第18話 戸惑い
【その血は…彼らを魅了する…】
鼓動が早い…凄く怖くて仕方がない。
「菜月?顔色悪いけど…大丈夫?」
優希が心配そうに覗き込む。それに対して私は笑顔で返した。心配かけたくない。
「今日も、愁先輩と一夜を共にするのかな?んも~エッチなんだから~!でも、誕生日なんだもん!一緒に過ごしたいよね~」
優希がテンション高く楽しそうにしていた。
「明日になったら16歳かぁ~!おめでと~!でも、菜月は結婚できる年齢だけど愁先輩はまだ1年あるんだからね!ちゃんと避妊はしなきゃダメだよ!?」
「…それ…何の心配ですか?」
「だって、愁先輩だよ?何かそこら辺、ルーズそうじゃない?」
私は苦笑いをしてしまう。
周囲の愁先輩のイメージって相変わらず軽いイメージが抜けない。これは一般の生徒から見た意見。
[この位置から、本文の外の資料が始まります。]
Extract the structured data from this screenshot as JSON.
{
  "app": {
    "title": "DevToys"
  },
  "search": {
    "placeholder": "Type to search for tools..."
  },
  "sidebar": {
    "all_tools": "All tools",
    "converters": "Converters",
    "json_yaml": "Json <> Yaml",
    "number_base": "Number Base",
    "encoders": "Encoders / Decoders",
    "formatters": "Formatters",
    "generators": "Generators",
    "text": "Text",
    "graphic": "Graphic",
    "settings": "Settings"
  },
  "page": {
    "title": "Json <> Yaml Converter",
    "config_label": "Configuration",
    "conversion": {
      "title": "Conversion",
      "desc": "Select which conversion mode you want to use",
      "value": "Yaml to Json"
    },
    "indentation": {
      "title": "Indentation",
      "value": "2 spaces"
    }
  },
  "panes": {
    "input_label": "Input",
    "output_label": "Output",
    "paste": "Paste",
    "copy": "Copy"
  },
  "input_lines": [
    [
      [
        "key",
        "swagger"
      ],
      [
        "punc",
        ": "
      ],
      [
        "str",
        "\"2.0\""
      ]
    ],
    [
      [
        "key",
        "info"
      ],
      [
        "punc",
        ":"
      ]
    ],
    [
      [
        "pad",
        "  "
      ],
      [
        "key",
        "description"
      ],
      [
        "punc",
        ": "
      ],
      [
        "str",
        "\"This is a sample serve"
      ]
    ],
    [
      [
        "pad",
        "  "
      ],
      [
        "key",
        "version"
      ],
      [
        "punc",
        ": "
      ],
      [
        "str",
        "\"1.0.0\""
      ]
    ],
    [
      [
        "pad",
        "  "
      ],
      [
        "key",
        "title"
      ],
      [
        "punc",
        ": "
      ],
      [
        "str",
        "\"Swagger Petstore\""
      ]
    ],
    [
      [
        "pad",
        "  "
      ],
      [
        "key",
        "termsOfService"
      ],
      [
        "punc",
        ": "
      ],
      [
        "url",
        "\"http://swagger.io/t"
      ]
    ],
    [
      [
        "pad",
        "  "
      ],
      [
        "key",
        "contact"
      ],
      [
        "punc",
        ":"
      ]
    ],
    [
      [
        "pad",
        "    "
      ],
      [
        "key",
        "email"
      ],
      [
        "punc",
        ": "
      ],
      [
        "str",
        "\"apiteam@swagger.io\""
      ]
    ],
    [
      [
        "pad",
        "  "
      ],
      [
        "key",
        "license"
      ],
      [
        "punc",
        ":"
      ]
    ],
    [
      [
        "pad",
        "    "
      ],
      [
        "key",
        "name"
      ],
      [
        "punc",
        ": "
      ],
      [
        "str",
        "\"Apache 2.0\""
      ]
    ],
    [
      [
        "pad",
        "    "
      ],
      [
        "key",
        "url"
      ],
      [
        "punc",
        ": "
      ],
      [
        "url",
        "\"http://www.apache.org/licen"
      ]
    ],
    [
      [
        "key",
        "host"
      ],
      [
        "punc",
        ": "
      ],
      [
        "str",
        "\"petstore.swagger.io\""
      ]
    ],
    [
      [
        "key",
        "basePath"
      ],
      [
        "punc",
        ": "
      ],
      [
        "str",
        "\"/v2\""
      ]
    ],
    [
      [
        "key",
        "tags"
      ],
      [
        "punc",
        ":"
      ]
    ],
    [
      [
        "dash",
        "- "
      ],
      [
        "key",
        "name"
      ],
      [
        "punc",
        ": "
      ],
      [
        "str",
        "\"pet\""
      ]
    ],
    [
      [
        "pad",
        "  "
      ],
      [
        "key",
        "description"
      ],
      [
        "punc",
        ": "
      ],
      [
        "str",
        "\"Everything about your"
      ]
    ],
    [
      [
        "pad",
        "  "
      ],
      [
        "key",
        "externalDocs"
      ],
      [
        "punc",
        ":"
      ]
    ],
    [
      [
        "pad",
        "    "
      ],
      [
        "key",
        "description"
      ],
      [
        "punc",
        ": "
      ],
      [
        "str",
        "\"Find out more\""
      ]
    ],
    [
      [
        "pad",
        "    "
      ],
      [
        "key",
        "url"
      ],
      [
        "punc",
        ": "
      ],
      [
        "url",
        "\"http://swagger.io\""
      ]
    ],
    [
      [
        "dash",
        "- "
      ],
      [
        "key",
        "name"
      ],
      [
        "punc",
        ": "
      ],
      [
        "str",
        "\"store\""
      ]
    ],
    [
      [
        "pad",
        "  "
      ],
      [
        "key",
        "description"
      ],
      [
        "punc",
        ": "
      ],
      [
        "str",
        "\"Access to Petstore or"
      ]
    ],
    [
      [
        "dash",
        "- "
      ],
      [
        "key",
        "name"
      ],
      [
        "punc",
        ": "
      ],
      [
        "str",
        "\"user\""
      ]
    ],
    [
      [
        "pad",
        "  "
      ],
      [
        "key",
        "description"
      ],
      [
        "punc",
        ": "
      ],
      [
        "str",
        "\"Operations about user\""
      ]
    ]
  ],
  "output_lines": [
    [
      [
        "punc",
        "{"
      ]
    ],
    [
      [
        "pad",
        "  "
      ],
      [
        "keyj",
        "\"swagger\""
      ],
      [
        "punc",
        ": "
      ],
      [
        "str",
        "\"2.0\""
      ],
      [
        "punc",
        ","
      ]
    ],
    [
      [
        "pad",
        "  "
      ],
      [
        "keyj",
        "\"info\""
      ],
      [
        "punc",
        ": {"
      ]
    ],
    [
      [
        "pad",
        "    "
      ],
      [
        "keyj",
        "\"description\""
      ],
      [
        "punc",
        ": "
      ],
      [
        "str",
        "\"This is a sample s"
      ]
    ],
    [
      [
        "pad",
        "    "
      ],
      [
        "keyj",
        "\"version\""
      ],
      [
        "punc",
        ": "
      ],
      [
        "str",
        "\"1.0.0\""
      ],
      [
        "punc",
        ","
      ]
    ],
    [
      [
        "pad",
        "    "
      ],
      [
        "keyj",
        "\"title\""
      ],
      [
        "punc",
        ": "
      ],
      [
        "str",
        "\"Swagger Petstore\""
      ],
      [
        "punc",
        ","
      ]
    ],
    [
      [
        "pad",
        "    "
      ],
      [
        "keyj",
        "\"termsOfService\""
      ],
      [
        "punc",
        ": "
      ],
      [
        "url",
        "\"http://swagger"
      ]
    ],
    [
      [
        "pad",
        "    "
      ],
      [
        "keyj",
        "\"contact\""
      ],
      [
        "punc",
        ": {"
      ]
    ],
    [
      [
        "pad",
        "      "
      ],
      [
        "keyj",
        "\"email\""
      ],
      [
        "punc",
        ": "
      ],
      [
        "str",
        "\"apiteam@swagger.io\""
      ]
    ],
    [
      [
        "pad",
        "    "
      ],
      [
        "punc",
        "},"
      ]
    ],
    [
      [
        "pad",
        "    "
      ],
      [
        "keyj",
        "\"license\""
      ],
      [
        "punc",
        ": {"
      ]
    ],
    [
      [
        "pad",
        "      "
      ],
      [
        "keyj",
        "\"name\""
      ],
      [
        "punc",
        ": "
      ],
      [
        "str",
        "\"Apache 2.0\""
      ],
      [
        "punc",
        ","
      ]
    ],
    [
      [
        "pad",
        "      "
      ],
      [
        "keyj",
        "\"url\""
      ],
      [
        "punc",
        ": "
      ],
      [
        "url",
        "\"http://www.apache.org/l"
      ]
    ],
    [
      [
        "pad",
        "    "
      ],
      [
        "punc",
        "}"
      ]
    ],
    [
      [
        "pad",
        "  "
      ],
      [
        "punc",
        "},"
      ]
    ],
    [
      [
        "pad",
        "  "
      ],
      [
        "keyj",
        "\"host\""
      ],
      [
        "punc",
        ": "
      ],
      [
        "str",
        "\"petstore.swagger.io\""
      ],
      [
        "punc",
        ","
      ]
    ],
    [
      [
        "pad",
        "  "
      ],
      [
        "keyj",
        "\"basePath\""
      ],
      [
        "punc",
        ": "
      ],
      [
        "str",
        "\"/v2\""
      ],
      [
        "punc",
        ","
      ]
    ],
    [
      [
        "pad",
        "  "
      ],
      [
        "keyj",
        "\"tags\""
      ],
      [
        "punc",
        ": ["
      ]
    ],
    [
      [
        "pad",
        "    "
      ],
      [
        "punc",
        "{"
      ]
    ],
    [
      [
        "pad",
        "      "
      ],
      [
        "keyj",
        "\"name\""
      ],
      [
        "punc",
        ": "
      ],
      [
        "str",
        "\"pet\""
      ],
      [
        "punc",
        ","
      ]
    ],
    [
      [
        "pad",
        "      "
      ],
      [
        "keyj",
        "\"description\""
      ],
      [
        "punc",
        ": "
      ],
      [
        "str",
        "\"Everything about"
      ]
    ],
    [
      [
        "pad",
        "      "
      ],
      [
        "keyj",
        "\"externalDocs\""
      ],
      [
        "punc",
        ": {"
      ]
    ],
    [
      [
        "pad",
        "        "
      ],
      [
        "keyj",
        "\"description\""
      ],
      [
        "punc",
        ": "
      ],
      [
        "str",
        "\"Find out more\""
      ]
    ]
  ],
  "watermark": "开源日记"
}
この数日の変化を一般人の周囲の人が知るわけもない。愁先輩は…正直、かなり変化したと思う。
他の吸血鬼に対して、かなり威圧的になった。私の至近距離に近付くことを許さない。
夕映先輩さえも警戒している。
だから余計に緊張してしまってるんだと思う。自分ではわからないけど…。血が…完成されてきているんだって思い知らされる。
だけど1日ずっと一緒にいれるわけじゃない。
四六時中、愁先輩に守られているわけじゃないから…怖い。
「最近、菜月ってばモテ期?よく男子に見られてない?」
「気のせいでしょ」
そう。時々、視線を感じる。
あ…彼らは吸血鬼で、狙ってるんだなって。
「私、ちょっと用事…あるから」
そう言うと、私は優希から離れて廊下に出た。
向かう先は…
心配だったんだ。
優希も…普通の女の子だけど…血を狙われるんじゃないかって。巻き込んじゃわないか…気になっていた。
「菜月ちゃん」
背後からの声に私は緊張した。それは私が一番、警戒している人。
「蓮…先輩?」
笑顔だけど…目が笑っていない。
「匂い…強くなったね」
嬉しそうに声が弾んでいる。
私が思うに、蓮先輩は吸血鬼の本能が強い人だって思う。凄く、怖いって思えるから。
「愁が吸血鬼に目覚めたの…菜月ちゃんの血を舐めたからだろ?
と、いうよりも…血を与えたんだよね?それはズルいなぁ。他の吸血鬼達は禁止されているのにね」
私はその言葉を聞き流す。そんな事、どうでも良いから。
「キミは…父の愛人になるの?」
「なりません」
「じゃあ、キミの血はもうすぐ自由だね。祖父が…近々、隠居を考えてる。後継者が近々、決まるという事だ」
私は反応して、蓮先輩を見てしまった。
(理事長…もう?)
何で…そんなに急に動き出すのだろう。
蓮先輩の視線に、我に返り、私は逃げ出すことにした。
「失礼します」
小走りにその場を離れる。ココにいてはダメだってわかってるから。
私は適当に走り…知らない場所にたどり着いた。学校の奥にある小さな庭園。
噂では聞いたことがある、この庭園は…滅多に門が開いていないという話だった。
その庭園に迷い込んだ私。恐る恐る、足を踏み込む。
アジサイがキレイに並んでいて、その花を咲かせている。きっと季節ごとに区切られているのだろうと思えた。
小道の右と左で植えられている物が違ったのだ。
奥まで進むと、休憩場所が設置されていた。屋根の下にベンチとテーブルがある。
私はそこまで進むと、人の気配を感じた。花畑の中から、黒髪の女の人が現れた。
和風な装いの女性…色白で儚い感じだった。
「こんにちは」
女性が声をかけてきた。
「こんにちは…」
私はそれに返事をする。なんだろう…変に緊張する。
「アナタ…菜月さん?」
「え?」
「匂いでわかったわ」
(この人も…吸血鬼?)
「まさか…こうして同じ人に会えるなんて…」
「え?」
女性は微笑んだ。
「私、こうして、ココにいるの珍しいのよ?普段は寝てばかりだから…。私の話…聞いたことあるかしら…?」
私はかなり戸惑っていた。だって…まさか…。
「葵…さん?」
彼女はニコリと笑うと小さく頷いた。